Signs that Your Baby Has Turned Into a Head-Down Position

Types of head-down positions

Being head down is just half of the equation when it comes to birth. There’s also the matter of which way your baby is facing.

Why does this make a difference? It comes down to geometry. Your baby’s head must fit through the pelvis on its way into the vaginal canal for delivery. Some positions make this journey easier than others, especially considering how different parts of your baby’s skull are wider and narrower than others.

  • Occiput anterior: This position is the most common. It means that your baby is head down with their back against your stomach and their chin tucked into their chest.
  • Occiput posterior: This position means that your baby is head down but facing the opposite direction. In this position, your baby’s back is at your back.

Signs and symptoms that it has happened

You may not experience any signs that your baby has flipped into a head-down position. There’s really no easy way to tell just by looking at your bump. You need to get in there and feel around. But how?

Fortunately, your doctor or midwife is trained to feel for your baby’s position using what are called Leopold’s maneuvers.

With this technique, your provider will feel for what part of your baby is presenting in the pelvis, then for your baby’s back, and then for what part of your baby is in your fundus (up high, near your rib cage). They’ll also feel around for your baby’s cephalic prominence, which simply means which way your baby is facing.

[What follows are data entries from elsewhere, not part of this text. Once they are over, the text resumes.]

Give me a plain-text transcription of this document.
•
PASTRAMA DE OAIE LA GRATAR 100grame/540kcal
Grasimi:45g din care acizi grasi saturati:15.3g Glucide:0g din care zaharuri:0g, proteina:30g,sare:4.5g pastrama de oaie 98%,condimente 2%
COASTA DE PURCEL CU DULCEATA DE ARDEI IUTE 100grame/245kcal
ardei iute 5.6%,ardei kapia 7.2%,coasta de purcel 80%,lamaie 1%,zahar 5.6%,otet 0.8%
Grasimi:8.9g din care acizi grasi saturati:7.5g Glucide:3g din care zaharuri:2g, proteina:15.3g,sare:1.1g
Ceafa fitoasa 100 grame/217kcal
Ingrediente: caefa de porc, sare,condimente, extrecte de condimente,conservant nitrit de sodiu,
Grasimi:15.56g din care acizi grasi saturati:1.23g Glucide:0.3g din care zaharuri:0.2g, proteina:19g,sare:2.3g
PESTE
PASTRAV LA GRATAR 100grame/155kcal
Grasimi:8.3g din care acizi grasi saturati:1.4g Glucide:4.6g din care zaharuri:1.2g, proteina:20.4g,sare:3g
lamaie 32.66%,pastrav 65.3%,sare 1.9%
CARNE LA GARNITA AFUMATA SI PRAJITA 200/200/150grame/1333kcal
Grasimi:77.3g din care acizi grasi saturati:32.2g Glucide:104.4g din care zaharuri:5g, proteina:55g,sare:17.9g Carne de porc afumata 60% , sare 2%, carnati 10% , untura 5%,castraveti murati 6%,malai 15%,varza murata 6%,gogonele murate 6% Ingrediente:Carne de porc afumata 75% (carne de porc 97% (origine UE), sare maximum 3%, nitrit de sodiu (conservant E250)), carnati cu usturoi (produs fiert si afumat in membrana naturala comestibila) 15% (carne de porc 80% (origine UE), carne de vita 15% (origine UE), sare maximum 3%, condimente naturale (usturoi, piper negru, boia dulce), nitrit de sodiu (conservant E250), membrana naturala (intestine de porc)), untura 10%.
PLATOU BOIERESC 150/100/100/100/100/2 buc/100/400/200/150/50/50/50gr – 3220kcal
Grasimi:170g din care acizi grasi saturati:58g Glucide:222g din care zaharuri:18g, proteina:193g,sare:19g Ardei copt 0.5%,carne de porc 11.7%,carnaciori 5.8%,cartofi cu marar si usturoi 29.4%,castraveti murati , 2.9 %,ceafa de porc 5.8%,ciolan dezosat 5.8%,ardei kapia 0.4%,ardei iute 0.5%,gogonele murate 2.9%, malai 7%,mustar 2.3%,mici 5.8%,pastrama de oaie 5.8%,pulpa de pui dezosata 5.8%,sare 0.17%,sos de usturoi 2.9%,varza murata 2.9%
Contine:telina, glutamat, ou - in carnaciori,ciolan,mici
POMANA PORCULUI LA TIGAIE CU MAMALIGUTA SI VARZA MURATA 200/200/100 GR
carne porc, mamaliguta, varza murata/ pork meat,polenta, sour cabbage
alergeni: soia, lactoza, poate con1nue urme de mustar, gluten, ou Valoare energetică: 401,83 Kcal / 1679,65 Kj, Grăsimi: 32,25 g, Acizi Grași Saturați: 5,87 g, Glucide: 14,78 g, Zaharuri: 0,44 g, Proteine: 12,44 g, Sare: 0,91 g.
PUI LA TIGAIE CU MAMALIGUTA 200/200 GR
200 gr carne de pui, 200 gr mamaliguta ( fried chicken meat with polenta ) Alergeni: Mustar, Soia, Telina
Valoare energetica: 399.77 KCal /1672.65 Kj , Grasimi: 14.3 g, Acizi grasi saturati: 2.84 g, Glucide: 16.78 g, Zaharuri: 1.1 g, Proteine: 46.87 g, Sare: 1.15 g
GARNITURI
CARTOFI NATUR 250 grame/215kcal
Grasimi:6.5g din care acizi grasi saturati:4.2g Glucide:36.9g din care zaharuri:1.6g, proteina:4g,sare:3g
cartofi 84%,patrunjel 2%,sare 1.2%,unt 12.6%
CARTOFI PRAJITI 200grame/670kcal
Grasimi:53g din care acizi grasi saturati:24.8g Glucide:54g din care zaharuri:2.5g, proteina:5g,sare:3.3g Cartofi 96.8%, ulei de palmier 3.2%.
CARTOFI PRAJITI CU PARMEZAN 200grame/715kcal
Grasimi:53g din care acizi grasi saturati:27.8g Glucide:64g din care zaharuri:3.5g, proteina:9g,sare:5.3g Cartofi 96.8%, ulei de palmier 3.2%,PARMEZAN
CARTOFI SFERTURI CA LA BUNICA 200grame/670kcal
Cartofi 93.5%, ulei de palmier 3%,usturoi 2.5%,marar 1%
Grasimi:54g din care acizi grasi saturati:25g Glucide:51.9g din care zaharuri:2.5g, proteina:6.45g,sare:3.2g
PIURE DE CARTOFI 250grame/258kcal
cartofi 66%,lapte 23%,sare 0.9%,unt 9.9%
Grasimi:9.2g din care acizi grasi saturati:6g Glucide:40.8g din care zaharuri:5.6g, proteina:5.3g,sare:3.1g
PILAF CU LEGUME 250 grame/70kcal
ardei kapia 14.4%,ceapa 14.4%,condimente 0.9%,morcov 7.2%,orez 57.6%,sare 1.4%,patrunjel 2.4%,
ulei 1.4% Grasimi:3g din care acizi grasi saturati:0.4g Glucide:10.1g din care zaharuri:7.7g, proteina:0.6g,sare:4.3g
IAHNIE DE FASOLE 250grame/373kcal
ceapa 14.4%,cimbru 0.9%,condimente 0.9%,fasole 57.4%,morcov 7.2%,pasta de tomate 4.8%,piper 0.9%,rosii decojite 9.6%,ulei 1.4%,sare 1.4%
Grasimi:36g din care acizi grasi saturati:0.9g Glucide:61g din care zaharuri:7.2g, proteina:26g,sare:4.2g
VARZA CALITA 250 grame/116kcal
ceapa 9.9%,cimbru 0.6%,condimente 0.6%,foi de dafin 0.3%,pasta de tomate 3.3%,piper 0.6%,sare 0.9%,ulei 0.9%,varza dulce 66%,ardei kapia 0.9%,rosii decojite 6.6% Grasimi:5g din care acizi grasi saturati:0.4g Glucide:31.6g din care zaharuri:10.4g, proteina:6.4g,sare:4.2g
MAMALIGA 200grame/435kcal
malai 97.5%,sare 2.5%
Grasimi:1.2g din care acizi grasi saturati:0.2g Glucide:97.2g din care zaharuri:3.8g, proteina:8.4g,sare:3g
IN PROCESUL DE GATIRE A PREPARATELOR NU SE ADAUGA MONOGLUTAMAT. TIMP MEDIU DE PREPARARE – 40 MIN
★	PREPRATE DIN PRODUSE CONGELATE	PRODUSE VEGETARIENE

With a head-down presentation:

  • baby’s head would be in your pelvis
  • baby’s back position would depend on whether baby is anterior/posterior, but generally baby will have either their back to your belly (anterior) or your back (posterior)
  • baby’s bottom/legs would be in your fundus

All these findings can also be confirmed via ultrasound to give you the clearest picture.

But how can you figure out your baby’s position at home? Pay close attention to the shapes in your belly, as well as the different movements you feel.

Your baby may be head down if you can:

  • feel their head low down in your belly
  • feel their bottom or legs above your belly button
  • feel larger movements — bottom or legs — higher up toward your rib cage
  • feel smaller movements — hands or elbows — low down in your pelvis
  • feel hiccups on the lower part of your belly, meaning that their chest is likely lower than their legs
  • hear their heartbeat (using an at-home doppler or fetoscope) on the lower part of your belly, meaning that their chest is likely lower than their legs

Options for babies that aren’t yet head down

If you’re in late pregnancy and have concerns about your baby’s positioning, ask your doctor about it at your next prenatal appointment. Chances are that your healthcare provider is making a note of your baby’s position as well.

If your baby is breech or in some other position besides head down, there are several options for delivery. Factors at play here include:

  • whether your baby stays in a certain position as you reach term
  • any other pregnancy complications you might have
  • when you end up going into labor naturally
Wait-and-see approach

Again, your baby’s position isn’t usually a big concern until you reach between 32 and 36 weeks in your pregnancy. Before that point, the fluid in the uterus gives your baby plenty of space to move around. As you get closer to delivery and your baby hasn’t settled head down, they start to run out of room to make the switch.

Your doctor can monitor your baby’s position at your prenatal appointments by feeling your belly for where their head, back, and buttocks are. To confirm, you may also have an ultrasound or pelvic exam.

External cephalic version (ECV)

External cephalic version (ECV) is a procedure during which your doctor tries to move your baby into a head-down position to increase the chance you’ll have a vaginal birth. This is done in a setting in which baby can be monitored and you can have an emergency cesarean section (C-section) if needed.

Your provider uses their hands to manually turn the baby head down. If you’ve reached 36 weeks and your baby still isn’t head down, your doctor may suggest an ECV.

The success rate of this procedure is around 58 percent. While that’s not a super impressive statistic, ECV may be worth a try if delivering vaginally is important to you.

It’s also worth noting that some babies that are flipped return to a breech position. You can have a repeat ECV, but space runs out the closer you get to birth, so it may be more difficult the second time.

Cesarean delivery (C-section)

A C-section is another option for delivering babies who aren’t head down. It involves major surgery that you may schedule ahead of time (if you know your baby isn’t head down) or that can be performed in the event you go into labor naturally.

Around 85 percent of breech babies are born via C-section. While this surgery is routine, it involves some risks, including:

  • infection
  • postpartum hemorrhage
  • blood clots
  • issues with future pregnancies, like a risk of placenta previa or uterine rupture

The takeaway

Your baby moves a lot throughout your pregnancy. As you get closer to your due date, they’ll likely settle into a head-down position as they get ready for birth.

If you have concerns about your baby’s position, don’t hesitate to bring them up at your next prenatal appointment. Your healthcare provider is also keeping tabs on whether baby is head down and can help guide you with options for repositioning or an alternate birth plan, if necessary. You’ve got this, mama!